To accomodate this number, current food production will need to almost double. Land is scarce and expanding the area devoted to farming is rarely a viable or sustainable option. Oceans are overfished and climate change and related water shortages could have profound implications for food production. To meet the food and nutrition challenges of today – there are nearly 1 billion chronically hungry people worldwide – and tomorrow, what we eat and how we produce it needs to be re-evaluated. Inefficiencies need to be rectified and food waste reduced. We need to find new ways of growing food.

That is, new ways of thinking about food, namely the sort of potential nourishment Westerners routinely spend piles of money and time obliterating via exterminators, repellants, pesticides and our shoes. The report points out that insects have always been part of our diet, noting that today more than two billion people already consume insects as food and implying that the reason Westerners don’t comes down to irrational cultural distaste.

(MORE: Eating Bugs)

Maybe you’ve traveled abroad and managed to sample an insect dish or two, but what sort nutritional value do bugs offer? According to a separate U.N. report titled “Edible Forest Insects: Humans Bite Back!!” the calories obtainable from insects can exceed those from soybeans, maize and beef. Take crickets: According to this report, 100 grams of cricket yield 121 calories, 12.9 grams of protein, 5.5 grams of fat, 5.1 grams of carbohydrates, 75.8 milligrams of calcium and all sorts of other nutritional delights. Other insects scoring high in nutritional content include silkworm pupae reaches, bamboo caterpillars, wasps (yes, wasps), Bombay locusts and scarab beetles. Yum.

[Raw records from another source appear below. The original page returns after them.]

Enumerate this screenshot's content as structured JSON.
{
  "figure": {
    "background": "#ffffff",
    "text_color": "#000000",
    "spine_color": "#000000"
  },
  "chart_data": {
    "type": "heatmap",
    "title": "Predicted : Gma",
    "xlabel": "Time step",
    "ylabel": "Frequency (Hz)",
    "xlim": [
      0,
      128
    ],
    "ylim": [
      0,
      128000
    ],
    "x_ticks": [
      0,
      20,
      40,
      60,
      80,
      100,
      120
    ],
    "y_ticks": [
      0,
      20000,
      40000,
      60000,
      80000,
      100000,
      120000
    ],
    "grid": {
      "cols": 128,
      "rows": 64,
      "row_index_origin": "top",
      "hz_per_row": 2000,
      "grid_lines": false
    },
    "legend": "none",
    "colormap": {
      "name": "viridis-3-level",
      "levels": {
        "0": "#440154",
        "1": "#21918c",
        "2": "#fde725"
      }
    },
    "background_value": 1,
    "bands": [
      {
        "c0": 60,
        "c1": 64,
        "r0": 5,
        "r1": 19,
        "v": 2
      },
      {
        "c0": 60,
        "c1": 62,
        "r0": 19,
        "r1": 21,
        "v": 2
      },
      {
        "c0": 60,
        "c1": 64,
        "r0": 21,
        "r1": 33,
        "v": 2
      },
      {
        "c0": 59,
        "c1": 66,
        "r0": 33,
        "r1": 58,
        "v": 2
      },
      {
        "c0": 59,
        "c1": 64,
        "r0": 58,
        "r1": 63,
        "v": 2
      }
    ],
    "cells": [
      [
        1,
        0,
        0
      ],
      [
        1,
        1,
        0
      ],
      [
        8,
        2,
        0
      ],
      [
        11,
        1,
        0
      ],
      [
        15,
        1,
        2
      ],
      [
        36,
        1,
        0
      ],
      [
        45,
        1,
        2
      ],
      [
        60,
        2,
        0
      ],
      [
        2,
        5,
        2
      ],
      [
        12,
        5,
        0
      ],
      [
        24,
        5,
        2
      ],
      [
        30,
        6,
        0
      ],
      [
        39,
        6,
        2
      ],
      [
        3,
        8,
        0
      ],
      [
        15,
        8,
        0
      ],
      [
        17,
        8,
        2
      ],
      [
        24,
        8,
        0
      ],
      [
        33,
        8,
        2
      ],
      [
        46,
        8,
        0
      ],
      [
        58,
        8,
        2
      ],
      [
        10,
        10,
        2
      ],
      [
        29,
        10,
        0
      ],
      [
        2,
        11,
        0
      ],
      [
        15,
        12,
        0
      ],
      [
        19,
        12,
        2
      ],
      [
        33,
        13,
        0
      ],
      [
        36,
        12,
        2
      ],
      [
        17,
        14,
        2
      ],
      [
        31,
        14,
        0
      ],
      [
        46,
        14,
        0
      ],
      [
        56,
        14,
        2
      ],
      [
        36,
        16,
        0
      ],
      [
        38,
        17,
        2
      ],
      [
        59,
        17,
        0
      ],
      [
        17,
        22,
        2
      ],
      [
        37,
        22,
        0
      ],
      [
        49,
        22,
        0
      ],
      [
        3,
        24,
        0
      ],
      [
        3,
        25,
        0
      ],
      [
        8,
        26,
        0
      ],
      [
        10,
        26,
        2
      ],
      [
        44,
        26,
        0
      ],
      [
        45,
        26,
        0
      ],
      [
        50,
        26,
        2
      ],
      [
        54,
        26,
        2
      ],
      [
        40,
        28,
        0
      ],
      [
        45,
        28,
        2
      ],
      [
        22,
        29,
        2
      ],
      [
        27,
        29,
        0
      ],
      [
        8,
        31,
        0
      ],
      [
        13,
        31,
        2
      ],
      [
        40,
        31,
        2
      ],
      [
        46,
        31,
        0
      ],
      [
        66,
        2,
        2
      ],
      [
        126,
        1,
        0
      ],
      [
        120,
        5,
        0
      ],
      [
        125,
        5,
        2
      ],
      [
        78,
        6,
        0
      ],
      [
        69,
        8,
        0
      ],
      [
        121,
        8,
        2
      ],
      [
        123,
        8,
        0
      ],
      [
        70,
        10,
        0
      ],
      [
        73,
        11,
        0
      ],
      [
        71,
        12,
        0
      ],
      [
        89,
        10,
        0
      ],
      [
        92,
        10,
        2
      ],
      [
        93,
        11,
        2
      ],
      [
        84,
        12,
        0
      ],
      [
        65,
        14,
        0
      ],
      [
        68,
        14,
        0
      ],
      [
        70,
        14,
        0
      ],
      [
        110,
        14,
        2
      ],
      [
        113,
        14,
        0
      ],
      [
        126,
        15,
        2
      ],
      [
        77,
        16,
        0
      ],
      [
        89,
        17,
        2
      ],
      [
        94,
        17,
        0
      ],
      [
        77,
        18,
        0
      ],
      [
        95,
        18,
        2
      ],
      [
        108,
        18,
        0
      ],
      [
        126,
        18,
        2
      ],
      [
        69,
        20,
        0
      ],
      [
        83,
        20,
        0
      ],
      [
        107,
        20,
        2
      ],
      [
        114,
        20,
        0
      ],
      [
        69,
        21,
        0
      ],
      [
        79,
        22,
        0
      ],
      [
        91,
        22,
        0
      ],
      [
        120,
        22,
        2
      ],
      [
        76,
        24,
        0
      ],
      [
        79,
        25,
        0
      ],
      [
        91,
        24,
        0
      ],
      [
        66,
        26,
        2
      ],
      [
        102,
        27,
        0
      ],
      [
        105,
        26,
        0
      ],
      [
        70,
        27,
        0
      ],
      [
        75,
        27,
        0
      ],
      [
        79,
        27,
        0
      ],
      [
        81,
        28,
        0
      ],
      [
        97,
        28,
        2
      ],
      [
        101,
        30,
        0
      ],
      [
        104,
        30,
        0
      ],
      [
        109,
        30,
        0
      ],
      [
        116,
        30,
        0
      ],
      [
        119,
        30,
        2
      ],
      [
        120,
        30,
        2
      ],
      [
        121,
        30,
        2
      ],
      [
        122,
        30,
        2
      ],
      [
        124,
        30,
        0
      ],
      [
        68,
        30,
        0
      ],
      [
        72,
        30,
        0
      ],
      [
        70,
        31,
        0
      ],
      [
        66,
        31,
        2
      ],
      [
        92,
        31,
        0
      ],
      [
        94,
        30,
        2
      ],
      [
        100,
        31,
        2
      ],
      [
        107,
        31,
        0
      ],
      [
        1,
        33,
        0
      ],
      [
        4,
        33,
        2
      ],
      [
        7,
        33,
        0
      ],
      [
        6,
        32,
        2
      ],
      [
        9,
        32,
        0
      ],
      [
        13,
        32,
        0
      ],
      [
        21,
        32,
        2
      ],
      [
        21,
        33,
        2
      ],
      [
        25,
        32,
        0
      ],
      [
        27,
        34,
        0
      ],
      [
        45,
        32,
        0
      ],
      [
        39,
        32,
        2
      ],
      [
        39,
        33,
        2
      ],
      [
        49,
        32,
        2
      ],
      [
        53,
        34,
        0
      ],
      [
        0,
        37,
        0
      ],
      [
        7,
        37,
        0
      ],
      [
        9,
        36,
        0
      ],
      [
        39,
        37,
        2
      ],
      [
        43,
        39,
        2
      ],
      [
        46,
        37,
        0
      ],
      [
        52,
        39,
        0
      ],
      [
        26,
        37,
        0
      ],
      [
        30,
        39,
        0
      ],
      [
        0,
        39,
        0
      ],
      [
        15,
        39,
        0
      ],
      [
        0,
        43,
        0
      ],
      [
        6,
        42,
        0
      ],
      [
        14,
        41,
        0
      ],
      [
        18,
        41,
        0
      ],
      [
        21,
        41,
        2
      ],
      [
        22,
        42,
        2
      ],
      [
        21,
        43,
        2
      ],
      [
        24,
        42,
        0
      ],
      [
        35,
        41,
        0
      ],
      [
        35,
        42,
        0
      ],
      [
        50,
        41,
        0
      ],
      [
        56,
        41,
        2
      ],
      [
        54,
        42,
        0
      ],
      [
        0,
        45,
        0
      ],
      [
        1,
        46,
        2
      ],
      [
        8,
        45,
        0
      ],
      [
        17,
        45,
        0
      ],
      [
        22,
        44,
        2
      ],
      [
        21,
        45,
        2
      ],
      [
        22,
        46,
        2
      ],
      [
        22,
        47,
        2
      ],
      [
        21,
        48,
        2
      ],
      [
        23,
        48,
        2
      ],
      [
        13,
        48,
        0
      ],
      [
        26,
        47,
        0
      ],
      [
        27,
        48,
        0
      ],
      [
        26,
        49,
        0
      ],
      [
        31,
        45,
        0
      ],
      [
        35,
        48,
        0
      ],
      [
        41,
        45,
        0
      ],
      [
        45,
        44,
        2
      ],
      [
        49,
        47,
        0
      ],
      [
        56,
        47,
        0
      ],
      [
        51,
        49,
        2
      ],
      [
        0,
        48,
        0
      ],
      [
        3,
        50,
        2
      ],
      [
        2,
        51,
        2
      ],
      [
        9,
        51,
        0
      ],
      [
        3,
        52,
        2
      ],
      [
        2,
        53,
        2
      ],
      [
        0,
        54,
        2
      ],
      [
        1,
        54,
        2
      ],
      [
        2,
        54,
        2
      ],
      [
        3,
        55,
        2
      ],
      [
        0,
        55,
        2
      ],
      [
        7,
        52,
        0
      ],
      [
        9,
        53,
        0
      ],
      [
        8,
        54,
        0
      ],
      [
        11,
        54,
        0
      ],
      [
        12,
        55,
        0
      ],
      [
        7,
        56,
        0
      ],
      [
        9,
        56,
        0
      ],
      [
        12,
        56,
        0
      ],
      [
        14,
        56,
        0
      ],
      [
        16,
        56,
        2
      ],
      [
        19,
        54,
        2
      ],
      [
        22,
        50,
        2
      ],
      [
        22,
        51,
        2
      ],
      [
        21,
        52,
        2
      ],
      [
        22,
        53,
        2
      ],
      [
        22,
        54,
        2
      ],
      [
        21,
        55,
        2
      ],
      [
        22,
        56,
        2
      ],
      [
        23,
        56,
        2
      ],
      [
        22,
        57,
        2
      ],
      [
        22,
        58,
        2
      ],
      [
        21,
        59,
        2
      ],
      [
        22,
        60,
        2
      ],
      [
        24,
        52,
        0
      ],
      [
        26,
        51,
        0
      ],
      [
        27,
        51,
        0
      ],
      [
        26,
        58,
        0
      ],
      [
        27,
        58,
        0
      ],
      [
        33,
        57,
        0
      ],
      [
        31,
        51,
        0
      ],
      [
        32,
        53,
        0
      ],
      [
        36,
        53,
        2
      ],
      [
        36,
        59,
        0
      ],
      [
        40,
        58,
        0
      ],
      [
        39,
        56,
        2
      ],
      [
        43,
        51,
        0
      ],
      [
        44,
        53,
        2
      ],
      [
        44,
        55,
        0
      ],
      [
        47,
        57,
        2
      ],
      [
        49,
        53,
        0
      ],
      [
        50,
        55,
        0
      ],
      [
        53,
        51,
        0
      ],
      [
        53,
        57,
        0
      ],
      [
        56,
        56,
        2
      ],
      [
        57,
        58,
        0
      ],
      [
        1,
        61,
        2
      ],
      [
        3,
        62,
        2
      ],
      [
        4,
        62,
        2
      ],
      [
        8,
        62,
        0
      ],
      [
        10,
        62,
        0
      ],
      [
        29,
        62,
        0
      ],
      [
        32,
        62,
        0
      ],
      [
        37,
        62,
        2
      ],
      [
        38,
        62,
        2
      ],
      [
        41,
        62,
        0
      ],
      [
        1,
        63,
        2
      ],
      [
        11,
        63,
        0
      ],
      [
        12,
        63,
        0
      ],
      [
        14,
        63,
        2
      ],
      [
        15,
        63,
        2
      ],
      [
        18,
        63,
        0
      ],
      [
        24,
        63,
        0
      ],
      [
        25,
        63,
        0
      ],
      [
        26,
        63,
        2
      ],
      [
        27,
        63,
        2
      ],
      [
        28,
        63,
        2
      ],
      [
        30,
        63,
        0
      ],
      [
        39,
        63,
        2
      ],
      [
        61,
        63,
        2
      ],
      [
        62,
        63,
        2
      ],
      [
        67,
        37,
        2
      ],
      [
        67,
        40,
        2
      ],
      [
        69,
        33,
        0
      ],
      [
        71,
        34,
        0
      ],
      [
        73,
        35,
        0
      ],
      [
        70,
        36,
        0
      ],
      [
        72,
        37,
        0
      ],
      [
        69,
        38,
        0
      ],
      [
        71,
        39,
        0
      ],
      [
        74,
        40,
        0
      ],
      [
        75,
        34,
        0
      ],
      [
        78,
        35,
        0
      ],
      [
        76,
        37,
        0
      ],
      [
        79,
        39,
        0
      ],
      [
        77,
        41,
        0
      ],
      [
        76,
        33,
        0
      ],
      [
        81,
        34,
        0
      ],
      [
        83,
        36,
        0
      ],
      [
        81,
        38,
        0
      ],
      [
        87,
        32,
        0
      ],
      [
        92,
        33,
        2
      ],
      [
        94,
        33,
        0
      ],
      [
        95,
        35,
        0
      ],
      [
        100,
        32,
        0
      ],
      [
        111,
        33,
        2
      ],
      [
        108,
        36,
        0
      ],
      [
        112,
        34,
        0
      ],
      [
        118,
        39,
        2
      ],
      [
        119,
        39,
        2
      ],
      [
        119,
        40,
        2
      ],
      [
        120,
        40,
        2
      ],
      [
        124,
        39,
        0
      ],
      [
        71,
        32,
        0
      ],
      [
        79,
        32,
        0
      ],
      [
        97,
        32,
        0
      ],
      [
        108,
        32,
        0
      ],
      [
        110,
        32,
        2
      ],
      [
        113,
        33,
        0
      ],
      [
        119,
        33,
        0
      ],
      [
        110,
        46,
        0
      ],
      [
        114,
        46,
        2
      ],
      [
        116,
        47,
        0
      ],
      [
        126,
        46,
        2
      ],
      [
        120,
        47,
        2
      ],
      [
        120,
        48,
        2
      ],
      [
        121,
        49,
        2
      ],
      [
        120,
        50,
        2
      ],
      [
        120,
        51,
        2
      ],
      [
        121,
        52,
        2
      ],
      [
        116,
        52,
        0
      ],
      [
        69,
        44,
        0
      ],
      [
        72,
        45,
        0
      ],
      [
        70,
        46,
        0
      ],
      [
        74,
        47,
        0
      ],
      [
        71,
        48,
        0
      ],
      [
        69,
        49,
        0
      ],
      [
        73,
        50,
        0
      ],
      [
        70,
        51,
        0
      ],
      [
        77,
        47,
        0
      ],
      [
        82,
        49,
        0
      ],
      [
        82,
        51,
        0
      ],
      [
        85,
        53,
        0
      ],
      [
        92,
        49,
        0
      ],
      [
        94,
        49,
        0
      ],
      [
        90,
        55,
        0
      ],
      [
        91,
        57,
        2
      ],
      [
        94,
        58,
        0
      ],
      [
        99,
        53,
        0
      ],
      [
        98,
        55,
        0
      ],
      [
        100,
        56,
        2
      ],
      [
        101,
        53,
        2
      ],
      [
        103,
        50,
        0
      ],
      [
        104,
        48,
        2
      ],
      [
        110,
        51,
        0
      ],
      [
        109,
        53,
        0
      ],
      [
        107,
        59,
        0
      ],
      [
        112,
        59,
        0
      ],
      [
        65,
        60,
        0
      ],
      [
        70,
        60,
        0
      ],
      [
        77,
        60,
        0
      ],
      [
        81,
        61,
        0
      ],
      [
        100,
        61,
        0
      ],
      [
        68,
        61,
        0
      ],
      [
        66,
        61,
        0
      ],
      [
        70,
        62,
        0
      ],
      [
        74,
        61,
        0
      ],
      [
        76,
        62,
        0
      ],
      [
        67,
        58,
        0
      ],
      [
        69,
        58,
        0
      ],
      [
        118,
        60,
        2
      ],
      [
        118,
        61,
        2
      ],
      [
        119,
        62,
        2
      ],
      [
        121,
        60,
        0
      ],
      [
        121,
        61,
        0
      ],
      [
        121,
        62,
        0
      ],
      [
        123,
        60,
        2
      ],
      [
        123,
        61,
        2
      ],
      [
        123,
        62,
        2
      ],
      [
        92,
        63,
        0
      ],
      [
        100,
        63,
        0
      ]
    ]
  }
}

Even if you’re shaking your head at the prospect of caterpillar casserole or scarab beetle soufflé, the U.N.’s asking us to consider how underutilized insects are as potential food for livestock, or the ways insect consumption could benefit the environment. The original report notes that insects’ feed conversion rate is fairly high (we’d get more for less, in other words), they could be raised on “organic side-streams” like human/animal waste, they emit fewer greenhouse gases and ammonia than animals like cattle and pigs, and they need much less water than the latter.

Still not convinced? Don’t worry, it’s hard to imagine grasshopper goulash showing up in the deli aisle anytime soon, but it sounds like other countries are getting serious by investing in “mass-rearing” systems for insects. The report also argues that “[insects] offer a significant opportunity to merge traditional knowledge and modern science in both developed and developing countries.” It may simply be a matter of time.